In another case, the United States relied upon Article XXI in 1985 to justify measures prohibiting all imports of goods and services of Nicaraguan origin in addition to all U.S. exports to Nicaragua. Here, the United States argued that Article XXI left it to each contracting party to judge what action it considered necessary for the protection of its own essential security interests. In response, Nicaragua initiated a complaint and sought a GATT Panel resolution. The United States was successful in arguing for the terms of reference that precluded the Panel from examining the validity of the U.S. invocation of Article XXI. While the Panel was critical of actions taken by the U.S. and stated that a party relying on the exception must balance its need to do so against the more fundamental need for stable trade regulation, the process itself lent support to the general and still predominant view that a GATT Panel cannot or simply does not have jurisdiction to review a State’s decision to invoke Article XXI.
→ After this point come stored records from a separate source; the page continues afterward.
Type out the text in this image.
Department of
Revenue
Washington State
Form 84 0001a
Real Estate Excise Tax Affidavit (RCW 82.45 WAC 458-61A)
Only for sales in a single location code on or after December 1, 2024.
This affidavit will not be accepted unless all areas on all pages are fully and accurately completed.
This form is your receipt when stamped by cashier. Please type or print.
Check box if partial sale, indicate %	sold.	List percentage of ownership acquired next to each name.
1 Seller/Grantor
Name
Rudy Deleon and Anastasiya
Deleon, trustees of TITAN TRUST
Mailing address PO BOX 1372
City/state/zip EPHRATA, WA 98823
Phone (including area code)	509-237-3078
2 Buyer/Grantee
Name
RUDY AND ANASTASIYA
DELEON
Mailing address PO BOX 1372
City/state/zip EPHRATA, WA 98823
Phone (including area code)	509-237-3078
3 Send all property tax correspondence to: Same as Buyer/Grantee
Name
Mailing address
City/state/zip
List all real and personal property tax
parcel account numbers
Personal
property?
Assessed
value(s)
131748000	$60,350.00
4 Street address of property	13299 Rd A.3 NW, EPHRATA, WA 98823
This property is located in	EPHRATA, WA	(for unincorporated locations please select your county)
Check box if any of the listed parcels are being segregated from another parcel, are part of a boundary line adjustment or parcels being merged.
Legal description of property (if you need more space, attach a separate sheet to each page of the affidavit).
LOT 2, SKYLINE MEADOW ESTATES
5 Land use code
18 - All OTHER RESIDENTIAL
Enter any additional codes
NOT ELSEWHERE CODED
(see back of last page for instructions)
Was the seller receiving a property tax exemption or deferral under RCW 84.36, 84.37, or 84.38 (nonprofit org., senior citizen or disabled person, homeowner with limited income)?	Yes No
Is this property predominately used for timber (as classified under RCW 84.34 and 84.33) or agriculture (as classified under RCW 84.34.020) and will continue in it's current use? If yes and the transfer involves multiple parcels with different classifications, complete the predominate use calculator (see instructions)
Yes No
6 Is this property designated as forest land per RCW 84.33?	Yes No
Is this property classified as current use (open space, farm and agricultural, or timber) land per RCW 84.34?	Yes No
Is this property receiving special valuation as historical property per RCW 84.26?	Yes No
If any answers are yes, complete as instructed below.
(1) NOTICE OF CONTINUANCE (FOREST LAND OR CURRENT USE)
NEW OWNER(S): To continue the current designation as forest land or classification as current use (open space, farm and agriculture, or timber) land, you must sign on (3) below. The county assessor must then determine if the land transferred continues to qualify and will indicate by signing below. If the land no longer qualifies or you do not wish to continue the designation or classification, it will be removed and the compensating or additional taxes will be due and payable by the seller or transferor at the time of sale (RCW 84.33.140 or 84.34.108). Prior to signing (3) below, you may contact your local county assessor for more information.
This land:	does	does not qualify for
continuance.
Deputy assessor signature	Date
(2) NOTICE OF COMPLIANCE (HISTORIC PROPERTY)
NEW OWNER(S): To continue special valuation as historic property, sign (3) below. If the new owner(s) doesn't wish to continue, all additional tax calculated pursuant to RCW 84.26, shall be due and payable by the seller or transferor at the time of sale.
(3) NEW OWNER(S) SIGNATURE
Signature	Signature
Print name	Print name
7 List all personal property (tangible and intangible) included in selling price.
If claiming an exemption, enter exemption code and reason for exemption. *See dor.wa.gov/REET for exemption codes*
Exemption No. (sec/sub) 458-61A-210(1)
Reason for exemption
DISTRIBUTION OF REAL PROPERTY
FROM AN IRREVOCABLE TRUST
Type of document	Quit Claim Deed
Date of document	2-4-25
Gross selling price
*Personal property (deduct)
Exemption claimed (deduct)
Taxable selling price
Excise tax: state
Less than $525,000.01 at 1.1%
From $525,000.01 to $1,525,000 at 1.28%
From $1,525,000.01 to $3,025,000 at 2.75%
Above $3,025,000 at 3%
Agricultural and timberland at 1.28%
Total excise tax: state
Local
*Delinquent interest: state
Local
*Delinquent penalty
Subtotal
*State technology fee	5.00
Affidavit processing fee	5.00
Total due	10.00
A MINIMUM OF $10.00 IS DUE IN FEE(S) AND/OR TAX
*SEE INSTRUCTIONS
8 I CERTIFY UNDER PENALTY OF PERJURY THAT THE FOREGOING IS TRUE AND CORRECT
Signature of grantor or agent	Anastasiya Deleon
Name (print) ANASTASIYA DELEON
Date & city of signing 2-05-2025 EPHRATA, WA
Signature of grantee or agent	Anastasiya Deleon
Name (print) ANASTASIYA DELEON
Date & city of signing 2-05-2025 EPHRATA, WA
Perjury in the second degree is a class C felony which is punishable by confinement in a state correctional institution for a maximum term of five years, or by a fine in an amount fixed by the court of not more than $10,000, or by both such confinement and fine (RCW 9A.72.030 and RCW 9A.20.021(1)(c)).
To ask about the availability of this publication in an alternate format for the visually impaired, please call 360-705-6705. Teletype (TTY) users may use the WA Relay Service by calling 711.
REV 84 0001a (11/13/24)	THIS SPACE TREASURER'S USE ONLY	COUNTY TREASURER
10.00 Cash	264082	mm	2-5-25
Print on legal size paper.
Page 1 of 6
The question becomes, how a proper balance can be struck between maintaining a state’s sovereignty to protect itself in true cases of national security and preventing abuse and the imposition of trade-barriers for purely commercial or political reasons. How can the world trading system best address this continuing conundrum? Is the exception a required part of international trade law? Certainly, we have got to have some exceptions. The exception cannot be too tight, because we cannot prohibit measures which are needed purely for security reasons. On the other hand, we cannot make it so broad that, under the guise of security, countries will put on measures which really have a commercial or other purpose.